Le jeune policier était de plus en plus ennuyé. Il revint à la voiture de patrouille pour quêter des instructions. Le sergent Moore racontait son histoire à toute vitesse dans le micro. Entendant la question de son subordonné, il la répéta au micro. Après quelques secondes, il dit :

— OK, Murphy, on peut le laisser tranquille, celui-là. Mais on emmène les autres.

— Hé ! s’écria Malko, vous n’allez pas laisser filer Ferenczi !

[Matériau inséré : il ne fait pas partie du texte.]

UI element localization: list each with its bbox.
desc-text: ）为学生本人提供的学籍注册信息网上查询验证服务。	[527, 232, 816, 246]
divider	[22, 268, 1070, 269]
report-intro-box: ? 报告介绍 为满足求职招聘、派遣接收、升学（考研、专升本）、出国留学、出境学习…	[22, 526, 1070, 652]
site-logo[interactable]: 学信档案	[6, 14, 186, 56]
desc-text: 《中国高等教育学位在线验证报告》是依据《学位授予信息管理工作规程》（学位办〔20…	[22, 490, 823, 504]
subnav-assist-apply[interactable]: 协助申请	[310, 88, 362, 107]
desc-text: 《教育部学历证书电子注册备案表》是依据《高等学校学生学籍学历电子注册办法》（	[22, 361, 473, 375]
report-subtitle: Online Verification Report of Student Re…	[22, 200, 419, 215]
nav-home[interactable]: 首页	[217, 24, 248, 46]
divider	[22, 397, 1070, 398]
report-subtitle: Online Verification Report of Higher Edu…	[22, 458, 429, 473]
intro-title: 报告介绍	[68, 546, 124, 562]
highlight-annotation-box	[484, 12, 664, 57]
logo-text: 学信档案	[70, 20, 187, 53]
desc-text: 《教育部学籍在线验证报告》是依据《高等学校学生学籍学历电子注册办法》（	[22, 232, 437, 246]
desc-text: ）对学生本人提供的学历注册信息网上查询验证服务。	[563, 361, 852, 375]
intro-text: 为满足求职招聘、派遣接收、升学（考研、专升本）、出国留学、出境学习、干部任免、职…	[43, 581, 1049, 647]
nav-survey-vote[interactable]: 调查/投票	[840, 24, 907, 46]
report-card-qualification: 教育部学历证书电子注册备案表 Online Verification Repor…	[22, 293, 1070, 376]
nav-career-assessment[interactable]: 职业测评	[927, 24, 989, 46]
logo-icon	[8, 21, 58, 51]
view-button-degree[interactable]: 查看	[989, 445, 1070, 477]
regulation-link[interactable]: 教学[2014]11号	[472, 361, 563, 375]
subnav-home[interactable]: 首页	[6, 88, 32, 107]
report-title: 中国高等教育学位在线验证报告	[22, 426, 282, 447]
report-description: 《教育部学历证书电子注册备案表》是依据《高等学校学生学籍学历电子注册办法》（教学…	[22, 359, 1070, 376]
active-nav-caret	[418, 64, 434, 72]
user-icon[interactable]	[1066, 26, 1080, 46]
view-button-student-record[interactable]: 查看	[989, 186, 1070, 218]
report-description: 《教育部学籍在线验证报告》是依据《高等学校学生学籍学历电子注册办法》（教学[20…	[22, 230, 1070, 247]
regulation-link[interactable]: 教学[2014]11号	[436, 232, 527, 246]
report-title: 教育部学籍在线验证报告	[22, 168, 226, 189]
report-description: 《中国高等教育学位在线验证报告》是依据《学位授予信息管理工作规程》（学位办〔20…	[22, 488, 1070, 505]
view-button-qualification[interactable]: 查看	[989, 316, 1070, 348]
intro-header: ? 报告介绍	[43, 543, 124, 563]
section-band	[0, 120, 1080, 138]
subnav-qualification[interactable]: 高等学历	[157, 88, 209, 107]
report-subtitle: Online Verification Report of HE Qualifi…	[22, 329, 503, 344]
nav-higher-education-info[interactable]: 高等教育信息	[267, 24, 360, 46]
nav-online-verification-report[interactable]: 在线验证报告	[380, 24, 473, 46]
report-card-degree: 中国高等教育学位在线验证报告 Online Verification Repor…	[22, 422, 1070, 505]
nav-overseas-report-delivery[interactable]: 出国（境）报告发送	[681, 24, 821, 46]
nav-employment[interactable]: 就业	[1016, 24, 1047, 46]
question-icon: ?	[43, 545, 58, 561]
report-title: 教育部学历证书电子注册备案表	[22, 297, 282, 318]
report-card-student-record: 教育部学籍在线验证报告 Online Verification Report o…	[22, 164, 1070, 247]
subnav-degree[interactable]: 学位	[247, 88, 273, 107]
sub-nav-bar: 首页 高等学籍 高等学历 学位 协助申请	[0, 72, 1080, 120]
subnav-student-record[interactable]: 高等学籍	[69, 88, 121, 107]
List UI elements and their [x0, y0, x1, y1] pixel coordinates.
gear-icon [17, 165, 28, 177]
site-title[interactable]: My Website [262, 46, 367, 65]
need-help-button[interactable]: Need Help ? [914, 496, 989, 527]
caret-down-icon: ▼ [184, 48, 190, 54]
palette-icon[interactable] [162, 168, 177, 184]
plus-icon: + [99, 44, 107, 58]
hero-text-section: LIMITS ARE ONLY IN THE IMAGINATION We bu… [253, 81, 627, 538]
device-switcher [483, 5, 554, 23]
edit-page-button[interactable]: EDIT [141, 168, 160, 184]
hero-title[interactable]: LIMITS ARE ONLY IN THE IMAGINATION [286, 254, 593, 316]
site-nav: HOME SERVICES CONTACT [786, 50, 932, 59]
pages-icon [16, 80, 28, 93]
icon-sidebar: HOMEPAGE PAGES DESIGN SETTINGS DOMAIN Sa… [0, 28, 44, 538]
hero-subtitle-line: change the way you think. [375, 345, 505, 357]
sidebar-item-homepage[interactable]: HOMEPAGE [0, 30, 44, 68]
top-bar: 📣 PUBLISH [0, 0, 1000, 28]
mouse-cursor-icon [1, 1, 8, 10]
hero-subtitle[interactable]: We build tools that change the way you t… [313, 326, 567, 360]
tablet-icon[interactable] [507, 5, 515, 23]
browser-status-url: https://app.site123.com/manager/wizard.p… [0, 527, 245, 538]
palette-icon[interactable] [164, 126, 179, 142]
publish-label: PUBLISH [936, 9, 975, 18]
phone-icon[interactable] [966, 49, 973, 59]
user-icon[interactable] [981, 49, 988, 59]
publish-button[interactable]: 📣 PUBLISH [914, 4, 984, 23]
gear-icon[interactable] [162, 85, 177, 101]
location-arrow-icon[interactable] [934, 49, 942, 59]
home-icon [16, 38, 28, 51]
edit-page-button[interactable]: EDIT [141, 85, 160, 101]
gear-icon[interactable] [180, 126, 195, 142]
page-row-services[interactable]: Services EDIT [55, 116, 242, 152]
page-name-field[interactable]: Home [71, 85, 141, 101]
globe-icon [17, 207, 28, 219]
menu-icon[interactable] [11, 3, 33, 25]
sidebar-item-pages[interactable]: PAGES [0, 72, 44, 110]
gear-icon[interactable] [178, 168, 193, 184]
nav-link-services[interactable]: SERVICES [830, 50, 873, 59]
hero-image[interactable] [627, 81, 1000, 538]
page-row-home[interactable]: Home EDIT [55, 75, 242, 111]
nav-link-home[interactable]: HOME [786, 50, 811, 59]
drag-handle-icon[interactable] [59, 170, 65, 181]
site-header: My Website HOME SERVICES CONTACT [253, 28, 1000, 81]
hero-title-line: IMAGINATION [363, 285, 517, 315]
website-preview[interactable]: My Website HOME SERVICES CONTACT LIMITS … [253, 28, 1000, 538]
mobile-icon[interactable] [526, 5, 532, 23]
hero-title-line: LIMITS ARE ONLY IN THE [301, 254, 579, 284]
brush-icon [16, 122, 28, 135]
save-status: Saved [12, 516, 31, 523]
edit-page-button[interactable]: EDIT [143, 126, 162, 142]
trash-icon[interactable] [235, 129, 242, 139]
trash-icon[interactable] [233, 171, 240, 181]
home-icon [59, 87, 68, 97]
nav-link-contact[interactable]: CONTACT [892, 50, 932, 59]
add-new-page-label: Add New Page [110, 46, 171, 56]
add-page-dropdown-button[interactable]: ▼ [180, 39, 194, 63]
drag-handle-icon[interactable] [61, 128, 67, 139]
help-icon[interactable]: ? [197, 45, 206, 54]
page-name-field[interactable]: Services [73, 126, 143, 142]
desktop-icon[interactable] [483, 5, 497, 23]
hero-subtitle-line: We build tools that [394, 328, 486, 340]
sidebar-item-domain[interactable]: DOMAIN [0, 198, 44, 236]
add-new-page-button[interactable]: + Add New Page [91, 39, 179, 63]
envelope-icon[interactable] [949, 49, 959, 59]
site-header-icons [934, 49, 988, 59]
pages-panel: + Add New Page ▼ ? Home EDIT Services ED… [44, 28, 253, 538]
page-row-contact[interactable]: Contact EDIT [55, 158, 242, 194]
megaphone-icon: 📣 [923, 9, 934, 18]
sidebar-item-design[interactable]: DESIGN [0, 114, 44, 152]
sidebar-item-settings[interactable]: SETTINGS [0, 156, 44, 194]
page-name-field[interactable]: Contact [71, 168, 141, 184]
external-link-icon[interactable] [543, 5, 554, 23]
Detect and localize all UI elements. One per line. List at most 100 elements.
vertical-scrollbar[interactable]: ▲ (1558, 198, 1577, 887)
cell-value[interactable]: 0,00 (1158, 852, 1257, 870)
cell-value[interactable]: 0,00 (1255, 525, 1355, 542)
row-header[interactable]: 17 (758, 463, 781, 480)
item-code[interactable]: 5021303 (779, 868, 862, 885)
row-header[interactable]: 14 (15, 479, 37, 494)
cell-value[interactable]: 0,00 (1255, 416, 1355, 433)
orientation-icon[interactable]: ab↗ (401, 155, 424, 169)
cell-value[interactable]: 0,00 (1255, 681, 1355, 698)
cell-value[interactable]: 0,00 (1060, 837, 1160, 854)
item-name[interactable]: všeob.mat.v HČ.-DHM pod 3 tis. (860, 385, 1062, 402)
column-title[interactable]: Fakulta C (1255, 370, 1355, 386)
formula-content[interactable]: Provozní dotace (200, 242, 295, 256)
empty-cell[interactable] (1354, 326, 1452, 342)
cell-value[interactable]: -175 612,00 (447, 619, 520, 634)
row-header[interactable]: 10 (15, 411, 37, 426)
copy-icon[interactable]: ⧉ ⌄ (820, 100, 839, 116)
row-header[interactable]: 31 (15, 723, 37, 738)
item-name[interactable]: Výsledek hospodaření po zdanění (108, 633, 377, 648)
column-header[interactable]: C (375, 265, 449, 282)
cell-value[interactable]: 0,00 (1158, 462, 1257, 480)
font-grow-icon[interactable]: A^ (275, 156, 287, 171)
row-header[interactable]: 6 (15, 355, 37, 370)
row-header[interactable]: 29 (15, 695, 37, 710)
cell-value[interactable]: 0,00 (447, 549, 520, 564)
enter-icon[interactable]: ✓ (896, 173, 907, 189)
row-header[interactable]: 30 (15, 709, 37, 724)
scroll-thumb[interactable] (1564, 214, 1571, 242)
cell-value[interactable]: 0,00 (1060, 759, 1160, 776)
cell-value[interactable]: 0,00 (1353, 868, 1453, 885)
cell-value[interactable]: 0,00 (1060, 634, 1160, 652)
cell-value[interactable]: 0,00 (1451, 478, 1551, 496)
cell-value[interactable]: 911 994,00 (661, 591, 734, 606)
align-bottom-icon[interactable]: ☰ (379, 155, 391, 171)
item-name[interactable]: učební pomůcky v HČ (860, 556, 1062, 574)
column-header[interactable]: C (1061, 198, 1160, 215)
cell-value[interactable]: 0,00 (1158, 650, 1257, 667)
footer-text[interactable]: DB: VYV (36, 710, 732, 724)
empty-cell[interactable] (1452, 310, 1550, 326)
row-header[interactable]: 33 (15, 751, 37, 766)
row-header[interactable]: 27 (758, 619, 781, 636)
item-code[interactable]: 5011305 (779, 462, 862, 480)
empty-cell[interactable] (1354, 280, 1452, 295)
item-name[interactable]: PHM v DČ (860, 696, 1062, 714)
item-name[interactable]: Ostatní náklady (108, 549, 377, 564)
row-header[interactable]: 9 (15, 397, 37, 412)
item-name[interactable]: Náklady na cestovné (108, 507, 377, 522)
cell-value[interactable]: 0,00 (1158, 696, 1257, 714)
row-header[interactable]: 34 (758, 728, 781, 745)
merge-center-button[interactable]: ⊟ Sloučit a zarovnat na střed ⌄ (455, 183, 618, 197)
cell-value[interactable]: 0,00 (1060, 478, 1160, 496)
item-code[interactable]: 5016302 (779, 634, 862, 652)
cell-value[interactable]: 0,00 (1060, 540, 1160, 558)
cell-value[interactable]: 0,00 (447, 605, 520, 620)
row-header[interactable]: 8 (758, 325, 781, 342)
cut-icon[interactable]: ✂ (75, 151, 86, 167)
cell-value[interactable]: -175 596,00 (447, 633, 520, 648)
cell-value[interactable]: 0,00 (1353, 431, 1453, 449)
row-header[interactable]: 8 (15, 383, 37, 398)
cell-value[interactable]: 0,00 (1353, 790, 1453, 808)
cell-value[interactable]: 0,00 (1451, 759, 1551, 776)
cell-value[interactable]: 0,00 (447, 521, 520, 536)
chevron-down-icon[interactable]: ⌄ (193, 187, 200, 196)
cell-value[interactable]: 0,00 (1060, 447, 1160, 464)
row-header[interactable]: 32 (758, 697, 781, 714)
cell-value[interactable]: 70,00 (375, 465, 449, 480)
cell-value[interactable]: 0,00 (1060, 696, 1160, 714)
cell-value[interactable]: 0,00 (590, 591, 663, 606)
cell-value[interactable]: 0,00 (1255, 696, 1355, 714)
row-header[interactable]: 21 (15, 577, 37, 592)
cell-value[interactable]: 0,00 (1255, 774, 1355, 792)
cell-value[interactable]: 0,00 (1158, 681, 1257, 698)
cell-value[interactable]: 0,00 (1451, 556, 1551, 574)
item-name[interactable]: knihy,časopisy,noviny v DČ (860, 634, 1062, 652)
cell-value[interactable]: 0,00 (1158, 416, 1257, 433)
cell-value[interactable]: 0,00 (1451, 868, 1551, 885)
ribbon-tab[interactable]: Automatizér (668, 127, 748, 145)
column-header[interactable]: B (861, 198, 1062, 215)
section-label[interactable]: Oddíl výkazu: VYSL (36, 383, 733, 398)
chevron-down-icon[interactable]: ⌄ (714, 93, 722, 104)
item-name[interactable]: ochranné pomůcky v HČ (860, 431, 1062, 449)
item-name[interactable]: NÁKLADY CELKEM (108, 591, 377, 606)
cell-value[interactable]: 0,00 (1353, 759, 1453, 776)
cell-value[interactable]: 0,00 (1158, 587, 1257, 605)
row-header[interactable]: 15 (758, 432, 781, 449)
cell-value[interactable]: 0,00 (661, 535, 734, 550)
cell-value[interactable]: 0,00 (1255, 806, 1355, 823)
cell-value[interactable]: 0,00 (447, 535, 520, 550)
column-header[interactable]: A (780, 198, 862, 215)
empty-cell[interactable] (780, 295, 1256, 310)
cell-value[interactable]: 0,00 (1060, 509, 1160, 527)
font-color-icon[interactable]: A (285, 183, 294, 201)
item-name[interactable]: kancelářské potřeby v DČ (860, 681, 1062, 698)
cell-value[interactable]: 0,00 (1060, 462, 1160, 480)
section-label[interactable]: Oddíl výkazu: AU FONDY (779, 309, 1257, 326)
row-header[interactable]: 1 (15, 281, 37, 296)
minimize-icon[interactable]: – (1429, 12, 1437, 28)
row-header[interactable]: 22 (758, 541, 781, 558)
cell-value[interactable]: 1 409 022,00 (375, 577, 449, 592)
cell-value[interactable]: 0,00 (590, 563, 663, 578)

— J’y peux rien, répliqua Al Moore. C’est la loi et c’est pas moi qui vais la violer.

Malko renchérit :

— Cet homme est un tueur.

Le policier secoua lentement la tête :

— Peut-être, sir, mais je n’ai pas le droit de le retenir contre son gré. Tout juste celui de prendre son nom.

— Mais je vous dis…

— Je ne suis pas obligé de vous croire. J’ai des ordres du capitaine. Il m’a dit : « Laisse tomber. » Je laisse tomber.

Malko comprit qu’il n’aurait pas gain de cause.

— Retenez-le au moins quelques minutes, supplia-t-il. Et prévenez le FBI.

— C’est en train de se faire, assura le flic. Le capitaine s’en occupe.

Il descendit de la voiture et se dirigea droit sur Janos Ferenczi.

— Vous êtes libre, sir, dit-il. À condition de me laisser votre passeport. Il faudra vous présenter à l’Immigration pour le récupérer.

Poliment, Ferenczi tendit son passeport avec un sourire :

— Merci, je sais que dans ce pays, vous respectez la liberté individuelle. Je vous félicite.

Le policier salua sans répondre. Janos Ferenczi, les mains dans ses poches, franchit les guichets et s’éloigna à grandes enjambées. Il y avait une station de métro à cent mètres. Une seconde, Malko songea à s’emparer de l’arme d’un des policiers et à tirer sur lui. Mais il serait transformé en passoire avant d’avoir eu le temps de presser la détente.

Janos Ferenczi allait droit à l’appartement de Sabrina détruire les preuves et faire disparaître la jeune femme. Et cette fois, il n’y aurait plus personne pour innocenter Malko…

Le capitaine Pavel Andropov et les deux autres Russes furent enfournés à l’arrière de la voiture de police. Les policiers avaient inspecté entièrement la Ford verte et découvert les appareils à photocopier, ce qui les laissait plutôt perplexes.

Malko se rongeait les ongles d’impatience. Trois quarts d’heure passèrent. Janos Ferenczi avait eu dix fois le temps de liquider Sabrina, ou de la faire disparaître.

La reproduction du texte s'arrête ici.